サウジ・アラビアン・オイル(サウジアラムコ)2025年通期決算およびクレジット評価
サウジアラビア王国政府が株式の約8割を保有する国策石油会社のサウジ・アラビアン・オイル(以下アラムコ)の概要と、同社発行の社債投資における評価ポイントについて解説。
アラムコの概要とサウジアラビア政府との関係
- サウジの石油埋蔵資産はあくまで王国の資産。アラムコが保有するのは独占的な採掘を法律に基づき与えられた鉱区件(コンセッション)。
- サウジアラビア政府はアラムコに対し三層構造により強い影響力を保持; (i)資源主権に基づく操業規律、(ii)財政(税・ロイヤリティ・配当)の大口受益者、(iii)株主としての支配
アラムコの事業状況
- EBITの大半は資源採掘(上流事業)に起因。下流事業は限定的な規模。上流事業の外部売上・EBITがFY2023→2025で減益。設備投資は高水準で推移。

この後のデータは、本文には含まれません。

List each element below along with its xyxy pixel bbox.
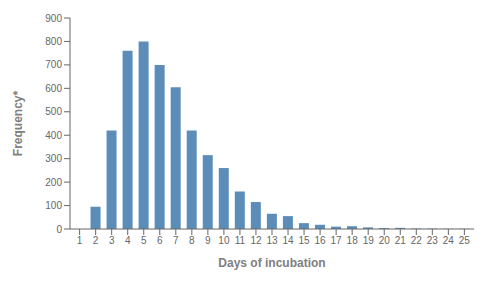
svg-text:18: 18 xyxy=(347,235,359,246)
svg-text:3: 3 xyxy=(109,235,115,246)
svg-text:900: 900 xyxy=(45,13,62,24)
svg-text:700: 700 xyxy=(45,59,62,70)
svg-text:15: 15 xyxy=(299,235,311,246)
svg-text:8: 8 xyxy=(189,235,195,246)
svg-text:19: 19 xyxy=(363,235,375,246)
svg-text:16: 16 xyxy=(315,235,327,246)
svg-text:Days of incubation: Days of incubation xyxy=(218,256,325,270)
svg-text:200: 200 xyxy=(45,177,62,188)
svg-text:14: 14 xyxy=(282,235,294,246)
svg-text:0: 0 xyxy=(56,224,62,235)
svg-text:12: 12 xyxy=(250,235,262,246)
svg-text:100: 100 xyxy=(45,200,62,211)
svg-text:11: 11 xyxy=(235,235,246,246)
svg-text:600: 600 xyxy=(45,83,62,94)
svg-text:24: 24 xyxy=(443,235,455,246)
svg-text:20: 20 xyxy=(379,235,391,246)
svg-text:800: 800 xyxy=(45,36,62,47)
svg-text:21: 21 xyxy=(395,235,407,246)
svg-text:6: 6 xyxy=(157,235,163,246)
svg-text:1: 1 xyxy=(77,235,83,246)
svg-text:4: 4 xyxy=(125,235,131,246)
svg-text:22: 22 xyxy=(411,235,423,246)
svg-text:13: 13 xyxy=(266,235,278,246)
svg-text:23: 23 xyxy=(427,235,439,246)
svg-text:400: 400 xyxy=(45,130,62,141)
svg-text:7: 7 xyxy=(173,235,179,246)
svg-text:9: 9 xyxy=(205,235,211,246)
svg-text:2: 2 xyxy=(93,235,99,246)
svg-text:25: 25 xyxy=(459,235,471,246)
svg-text:500: 500 xyxy=(45,106,62,117)
svg-text:5: 5 xyxy=(141,235,147,246)
svg-text:300: 300 xyxy=(45,153,62,164)
svg-text:Frequency*: Frequency* xyxy=(11,90,25,156)
svg-text:10: 10 xyxy=(218,235,230,246)
svg-text:17: 17 xyxy=(331,235,343,246)
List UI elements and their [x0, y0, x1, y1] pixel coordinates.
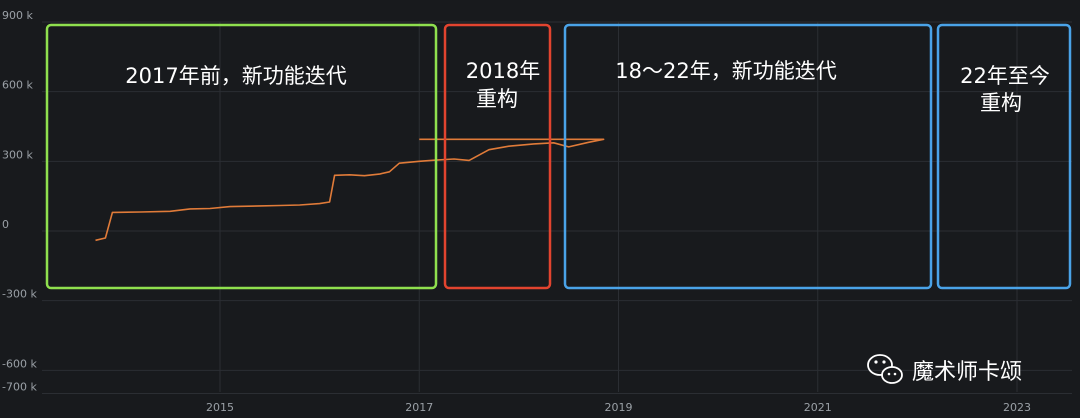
y-tick-label: -700 k	[2, 381, 37, 394]
grid	[42, 21, 1072, 395]
y-axis: 900 k 600 k 300 k 0 -300 k -600 k -700 k	[2, 9, 37, 394]
annotation-label-2018-line1: 2018年	[466, 59, 540, 83]
x-axis: 2015 2017 2019 2021 2023	[206, 401, 1031, 414]
y-tick-label: -300 k	[2, 288, 37, 301]
y-tick-label: -600 k	[2, 357, 37, 370]
annotation-label-2018-2022: 18～22年，新功能迭代	[615, 59, 836, 83]
wechat-icon	[867, 354, 903, 384]
annotation-box-2018-2022	[563, 23, 933, 290]
series-line	[95, 138, 605, 242]
y-tick-label: 900 k	[2, 9, 33, 22]
annotation-label-pre-2017: 2017年前，新功能迭代	[125, 64, 346, 88]
annotation-box-2022-now	[936, 23, 1072, 290]
x-tick-label: 2019	[605, 401, 633, 414]
x-tick-label: 2015	[206, 401, 234, 414]
annotation-box-pre-2017	[45, 23, 438, 290]
annotation-label-2022-now-line2: 重构	[980, 91, 1022, 115]
y-tick-label: 600 k	[2, 79, 33, 92]
annotation-box-2018	[443, 23, 552, 290]
watermark: 魔术师卡颂	[867, 354, 1022, 385]
y-tick-label: 300 k	[2, 148, 33, 161]
annotation-label-2022-now-line1: 22年至今	[960, 64, 1050, 88]
x-tick-label: 2017	[405, 401, 433, 414]
x-tick-label: 2021	[804, 401, 832, 414]
x-tick-label: 2023	[1003, 401, 1031, 414]
annotation-label-2018-line2: 重构	[476, 87, 518, 111]
watermark-label: 魔术师卡颂	[912, 360, 1022, 385]
y-tick-label: 0	[2, 218, 9, 231]
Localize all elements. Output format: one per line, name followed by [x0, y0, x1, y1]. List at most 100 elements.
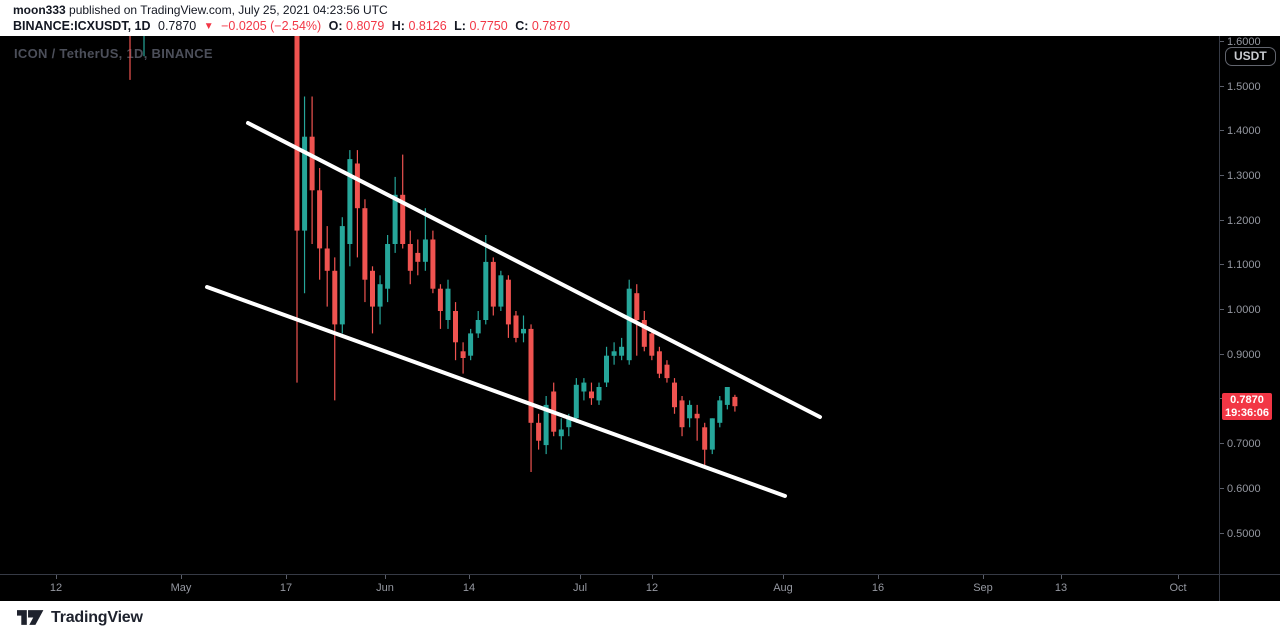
close-label: C:: [515, 19, 529, 33]
candle-body: [468, 333, 474, 356]
candle-body: [724, 387, 730, 405]
candle-body: [445, 288, 451, 320]
candle-body: [634, 293, 640, 320]
publish-timestamp: published on TradingView.com, July 25, 2…: [65, 3, 388, 17]
candle-body: [332, 270, 338, 325]
bar-countdown: 19:36:06: [1224, 407, 1270, 419]
lower-channel-line[interactable]: [205, 285, 787, 498]
last-price-label: 0.7870 19:36:06: [1222, 393, 1272, 420]
open-value: 0.8079: [346, 19, 385, 33]
publish-header: moon333 published on TradingView.com, Ju…: [0, 0, 1280, 36]
price-tick-label: 1.0000: [1220, 304, 1261, 318]
candle-body: [354, 163, 360, 209]
price-tick-label: 1.1000: [1220, 259, 1261, 273]
candle-body: [392, 194, 398, 244]
candle-body: [370, 270, 375, 307]
candle-body: [400, 194, 406, 244]
candle-body: [453, 311, 458, 343]
candle-body: [415, 252, 421, 262]
price-change: −0.0205 (−2.54%): [221, 19, 322, 33]
symbol-status-line: BINANCE:ICXUSDT, 1D 0.7870 ▼ −0.0205 (−2…: [13, 19, 574, 33]
candle-body: [437, 288, 443, 311]
currency-toggle-button[interactable]: USDT: [1225, 47, 1276, 66]
price-tick-label: 1.2000: [1220, 215, 1261, 229]
candle-body: [339, 226, 345, 325]
candle-body: [672, 382, 677, 408]
price-tick-label: 1.6000: [1220, 36, 1261, 50]
upper-channel-line[interactable]: [246, 121, 822, 419]
tradingview-logo[interactable]: TradingView: [17, 608, 143, 627]
candle-body: [626, 288, 632, 361]
candle-body: [536, 422, 542, 441]
chart-area: ICON / TetherUS, 1D, BINANCE USDT 0.7870…: [0, 36, 1280, 601]
high-value: 0.8126: [408, 19, 447, 33]
candle-body: [483, 261, 489, 320]
candle-body: [717, 400, 723, 423]
price-tick-label: 0.6000: [1220, 483, 1261, 497]
author-name: moon333: [13, 3, 66, 17]
candle-body: [581, 382, 587, 392]
tradingview-wordmark: TradingView: [51, 608, 143, 626]
candle-body: [324, 248, 330, 271]
candle-body: [611, 351, 617, 356]
candle-body: [694, 413, 700, 419]
candle-body: [528, 328, 534, 423]
time-axis[interactable]: 12 May 17 Jun 14 Jul 12 Aug 16 Sep 13 Oct: [0, 574, 1280, 601]
candle-body: [664, 364, 670, 379]
price-tick-label: 0.9000: [1220, 349, 1261, 363]
candle-body: [589, 391, 594, 399]
candle-body: [407, 244, 413, 271]
candle-body: [430, 239, 436, 289]
symbol-watermark: ICON / TetherUS, 1D, BINANCE: [14, 46, 213, 61]
candle-body: [513, 315, 519, 338]
candle-body: [558, 429, 564, 437]
candle-body: [709, 418, 715, 450]
candle-body: [566, 418, 572, 428]
price-tick-label: 0.5000: [1220, 528, 1261, 542]
candle-body: [309, 136, 315, 191]
candle-body: [460, 351, 466, 358]
candle-body: [619, 346, 625, 356]
candle-body: [362, 208, 368, 280]
high-label: H:: [391, 19, 405, 33]
low-value: 0.7750: [469, 19, 508, 33]
candle-body: [521, 328, 526, 334]
candle-body: [543, 404, 549, 446]
price-tick-label: 1.3000: [1220, 170, 1261, 184]
candle-body: [702, 427, 708, 450]
price-tick-label: 1.4000: [1220, 125, 1261, 139]
candle-body: [649, 333, 655, 356]
candle-body: [385, 244, 391, 289]
candle-body: [490, 261, 496, 307]
footer: TradingView: [0, 601, 1280, 635]
price-axis[interactable]: USDT 0.7870 19:36:06 1.6000 1.5000 1.4000 1…: [1220, 36, 1280, 574]
symbol-interval: BINANCE:ICXUSDT, 1D: [13, 19, 151, 33]
price-tick-label: 0.7000: [1220, 438, 1261, 452]
candle-body: [641, 320, 647, 347]
candle-body: [505, 279, 511, 325]
candle-body: [573, 384, 579, 419]
price-tick-label: 1.5000: [1220, 81, 1261, 95]
candle-body: [687, 404, 693, 419]
last-price: 0.7870: [158, 19, 197, 33]
axis-border: [1219, 36, 1220, 601]
candle-body: [377, 284, 383, 307]
candle-body: [679, 400, 685, 428]
candle-body: [317, 190, 323, 249]
candlestick-pane[interactable]: [0, 36, 1220, 574]
close-value: 0.7870: [531, 19, 571, 33]
candle-body: [475, 320, 481, 334]
candle-body: [498, 275, 504, 307]
open-label: O:: [328, 19, 343, 33]
candle-body: [732, 396, 738, 407]
publish-info: moon333 published on TradingView.com, Ju…: [13, 3, 388, 17]
tradingview-logo-icon: [17, 610, 44, 625]
candle-body: [302, 136, 308, 231]
low-label: L:: [454, 19, 466, 33]
candle-body: [422, 239, 428, 262]
last-price-label-value: 0.7870: [1230, 394, 1264, 406]
candle-body: [604, 355, 609, 383]
down-arrow-icon: ▼: [203, 21, 214, 32]
candle-body: [656, 351, 662, 374]
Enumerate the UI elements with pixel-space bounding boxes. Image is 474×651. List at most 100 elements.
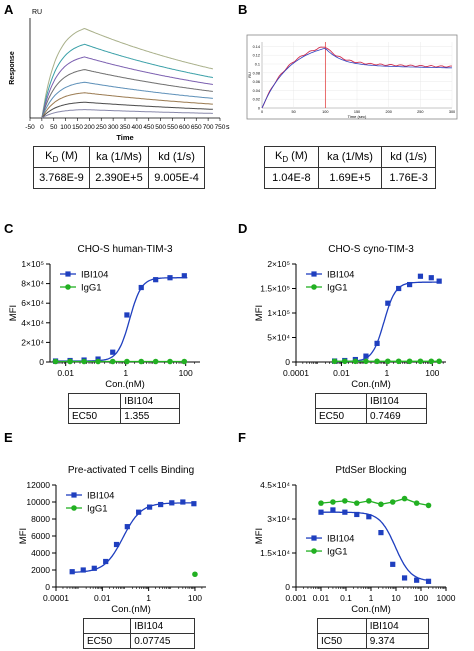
table-cell: EC50: [82, 633, 132, 649]
x-tick-label: 600: [179, 124, 190, 131]
data-point: [181, 273, 187, 279]
data-point: [124, 524, 130, 530]
data-point: [366, 498, 372, 504]
table-row: 3.768E-9 2.390E+5 9.005E-4: [33, 167, 205, 189]
legend-marker: [311, 535, 317, 541]
y-tick-label: 8×10⁴: [21, 279, 44, 289]
data-point: [124, 312, 130, 318]
x-tick-label: 100: [188, 593, 202, 603]
fit-curve-igg1: [320, 497, 429, 507]
legend-label: IBI104: [81, 269, 108, 280]
data-point: [395, 358, 402, 365]
sensorgram-curve: [41, 43, 214, 119]
table-row: KD (M) ka (1/Ms) kd (1/s): [33, 146, 205, 168]
data-point: [378, 501, 384, 508]
ec50-table-c: IBI104 EC50 1.355: [67, 393, 180, 424]
x-axis-label: Con.(nM): [351, 379, 391, 390]
chart-title: CHO-S human-TIM-3: [77, 244, 172, 255]
table-cell: 2.390E+5: [88, 167, 150, 189]
sensorgram-curve: [41, 81, 213, 119]
y-tick-label: 1.5×10⁵: [260, 284, 290, 294]
kinetics-table-a: KD (M) ka (1/Ms) kd (1/s) 3.768E-9 2.390…: [33, 146, 205, 189]
table-cell: 9.374: [365, 633, 430, 649]
data-point: [81, 358, 87, 365]
sensorgram-curve: [41, 101, 213, 119]
x-tick-label: 10: [391, 593, 401, 603]
y-tick-label: 2×10⁵: [267, 259, 290, 269]
data-point: [374, 340, 380, 346]
data-point: [390, 561, 396, 567]
table-header: IBI104: [366, 393, 427, 409]
data-point: [146, 504, 153, 510]
x-tick-label: 0: [261, 110, 263, 114]
chart-title: PtdSer Blocking: [335, 465, 406, 476]
x-tick-label: 650: [191, 124, 202, 131]
table-row: KD (M) ka (1/Ms) kd (1/s): [264, 146, 436, 168]
x-axis-label: Con.(nM): [105, 379, 145, 390]
panel-letter-f: F: [238, 430, 246, 445]
data-point: [331, 358, 338, 365]
data-point: [318, 500, 324, 506]
data-point: [401, 575, 408, 581]
data-point: [389, 499, 396, 505]
x-tick-label: 150: [354, 110, 360, 114]
x-tick-label: 0.01: [57, 368, 74, 378]
data-point: [330, 507, 336, 513]
x-axis-label: Con.(nM): [351, 604, 391, 615]
legend-label: IgG1: [327, 282, 348, 293]
data-point: [138, 358, 145, 365]
x-tick-label: 0.0001: [43, 593, 69, 603]
data-point: [342, 509, 348, 515]
data-point: [124, 358, 130, 365]
panel-letter-d: D: [238, 221, 248, 236]
sensorgram-curve: [41, 56, 213, 119]
table-cell: [317, 618, 367, 634]
y-tick-label: 4.5×10⁴: [260, 480, 290, 490]
table-cell: 1.76E-3: [381, 167, 436, 189]
x-tick-label: 100: [414, 593, 428, 603]
y-tick-label: 0.06: [253, 80, 260, 84]
data-point: [158, 501, 164, 508]
x-tick-label: 50: [292, 110, 296, 114]
y-tick-label: 1×10⁵: [267, 308, 290, 318]
data-point: [366, 514, 372, 520]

- 2026/3の米・イラン開戦以降、サウジでは東西パイプライン経由で東部産出の原油を紅海側のYanbuからの輸出へ振り替える体制に急転換。湾岸諸国内で最もホルムズ海峡に代わる代替輸出が円滑。
アラムコの業績・財務傾向
- FY2023からFY2025にかけて、アラムコの売上高・営業利益・純利益はいずれも減少。 営業CFはFY2024からFY2025にかけて、約1,360億ドルと高水準を2期連続で維持。(巨額配当と、同社の高水準な設備投資額を併存させる土台に)
- (i) 純有利子負債は2024年からプラス計上。ただし、(ii) 純有利子負債/EBITDA倍率が概ね0.1倍未満、(iii )レバレッジ比率もわずか3.8%と極めて頑健な財務状況。
信用格付の状況
- Moody’s(Aa3格)、Fitch(A+格)共に、アラムコをサウジアラビア王国と同等の格付け
社債市場の状況と投資評価
- アラムコ社債の信用スプレッドは、4月9日のイランによる国内施設攻撃にもかかわらず、足元で安定。AA格ゾーンの社債としてみれば、現在の信用スプレッドは充分に厚く、格付け見合いでの利回りは相対的に高い。また、イランから直接的な地政学リスクを受けているものの、産油国の中では最もエスカレートされにくい国でもある。
- サウジアラビア政府との一体性が強いアラムコの社債には、一定の投資機会が存在。